Thursday, January 08, 2009

Finally, Someone Gets It

A friend sent me this newspaper clipping from Carolyn Hax's Tell Me About It column in the Washington Post. I loved it!

"Dear Carolyn: My best friend has a child. Her: Exhausted, busy, no time for self, no time for me, etc. Me (no kids): Wow. Sorry. What'd you do today? Her: Park, play group . . .

OK. I've done Internet searches; I've talked to parents. I don't get it. What do stay-at-home moms do all day? Please, no lists of library, grocery store, dry cleaners. . . . I do all those things, too, and I don't do them every day. I guess what I'm asking is: What is a typical day, and why don't moms have time for a call or e-mail? I work and am away from home nine hours a day (plus a few late work events), and I manage to get it all done. I'm feeling like the kid is an excuse to relax and enjoy — not a bad thing at all — but if so, why won't my friend tell me the truth? Is this a contest ("My life is so much harder than yours")? What's the deal? I've got friends with and without kids, and all us child-free folks get the same story and have the same questions. — Tacoma, Wash.

● Dear Tacoma:Relax and enjoy. You're funny.

Or you're lying about having friends with kids.

Or you're taking them at their word that they actually have kids, because you haven't personally been in the same room with them. Internet searches?

I keep wavering between giving you a straight answer and giving my forehead some keyboard. To claim you want to understand — while in the same breath implying that the only logical conclusions are that your mom friends are either lying or competing with you — is disingenuous indeed.

So, since it's validation you seem to want, the real answer is what you get. In list form. When you have young kids, your typical day is: constant attention, from getting them out of bed, fed, clean, dressed; to keeping them out of harm's way; to answering their coos, cries and questions; to having two arms and carrying one kid, one set of car keys and supplies for even the quickest trips, including the latest-to-be-declared-essential piece of molded plastic gear; to keeping them from unshelving books at the library; to enforcing rest times; to staying one step ahead of them lest they get too hungry, tired or bored, any one of which produces the kind of checkout-line screaming that gets the checkout line shaking its head.

It's needing 45 minutes to do what takes others 15.

It's constant vigilance, constant touch, constant use of your voice, constant relegation of your needs to the second tier.

It's constant scrutiny and second-guessing from family members and friends, well-meaning and otherwise. It's resisting the constant temptation to seek short-term relief at everyone's long-term expense.

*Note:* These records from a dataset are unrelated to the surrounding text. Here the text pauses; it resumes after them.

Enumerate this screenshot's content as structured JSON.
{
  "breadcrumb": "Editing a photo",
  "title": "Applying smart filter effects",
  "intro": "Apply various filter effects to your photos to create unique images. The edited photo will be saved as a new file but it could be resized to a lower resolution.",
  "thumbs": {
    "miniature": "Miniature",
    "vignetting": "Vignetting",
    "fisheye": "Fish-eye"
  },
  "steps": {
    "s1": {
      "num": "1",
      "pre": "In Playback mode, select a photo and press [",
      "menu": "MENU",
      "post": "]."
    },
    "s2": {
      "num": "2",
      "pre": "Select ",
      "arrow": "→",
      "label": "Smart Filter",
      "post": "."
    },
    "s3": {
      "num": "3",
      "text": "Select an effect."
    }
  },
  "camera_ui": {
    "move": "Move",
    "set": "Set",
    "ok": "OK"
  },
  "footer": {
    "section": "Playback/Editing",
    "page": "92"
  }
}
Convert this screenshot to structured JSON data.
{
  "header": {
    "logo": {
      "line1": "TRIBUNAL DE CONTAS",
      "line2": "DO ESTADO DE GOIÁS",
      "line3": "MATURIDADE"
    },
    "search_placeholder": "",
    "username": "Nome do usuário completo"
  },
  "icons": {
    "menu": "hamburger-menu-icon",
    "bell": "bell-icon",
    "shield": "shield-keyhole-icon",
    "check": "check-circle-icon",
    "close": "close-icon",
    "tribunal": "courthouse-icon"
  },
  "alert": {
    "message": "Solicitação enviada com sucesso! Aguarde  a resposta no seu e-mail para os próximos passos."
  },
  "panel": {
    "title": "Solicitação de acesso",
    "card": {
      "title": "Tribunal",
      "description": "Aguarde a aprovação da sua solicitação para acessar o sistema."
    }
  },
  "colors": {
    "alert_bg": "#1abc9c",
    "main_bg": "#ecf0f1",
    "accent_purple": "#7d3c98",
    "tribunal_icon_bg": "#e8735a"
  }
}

It's doing all this while concurrently teaching virtually everything — language, manners, safety, resourcefulness, discipline, curiosity, creativity, empathy. Everything.

It's also a choice, yes. And a joy. But if you spent all day, every day, with this brand of joy — and then when you got your first 10 minutes to yourself, you wanted to be alone with your thoughts instead of calling a good friend — a good friend wouldn't judge you, complain about you to mutual friends or marvel at how much more productively she uses her time. Either make a sincere effort to understand, or keep your snit to yourself."
~reprinted without permission


Katie said...

love it!

Laura said...

That's great! Thanks for sharing it.

Noel said...

I love it! The only crap I seem to get lately is from people with one child....,come on you are not even playing in the same game when you only have one child and I have 4, one of which is special needs....I hate all the " what do you do all day?" You know what I would love to go to work just to be able to have time to put an actual thought together and to talk to an adult for more than 5 minutes and maybe even NOT talk about a child during that time!

Tes said...

As a mother and wife thats works outside the home unless someone has PERSONALLY WALKED in a domestic enginner's shoes they don't have a clue. I remember years back I apologized to a good friend for giving her such a hard time for not being able to "hang out" back when her kids were young. I was totally oblivious how much work she had on her plate at that time of her life. Thankfully she still loved me.

Kerry said...

AWESOME!!! I hope you don't mind, I am going to reference this on my blog - it is FABULOUS!!!

Heather said...

LOL! I love it! so true

Michael and Michelle said...

That was awesome...absolutely perfect!! Thank you.

Aunt Joan said...

When I hear about these kind of comments from childless adults, my only thought is that I sincerely hope they never have to be so bothered with a child! Their life would never fit into a child's schedule! Thanks for sharing! Joan

Heather M said...

Priceless!! I don't have children, but if she spent ONE DAY with her friend and her friend's children she would understand!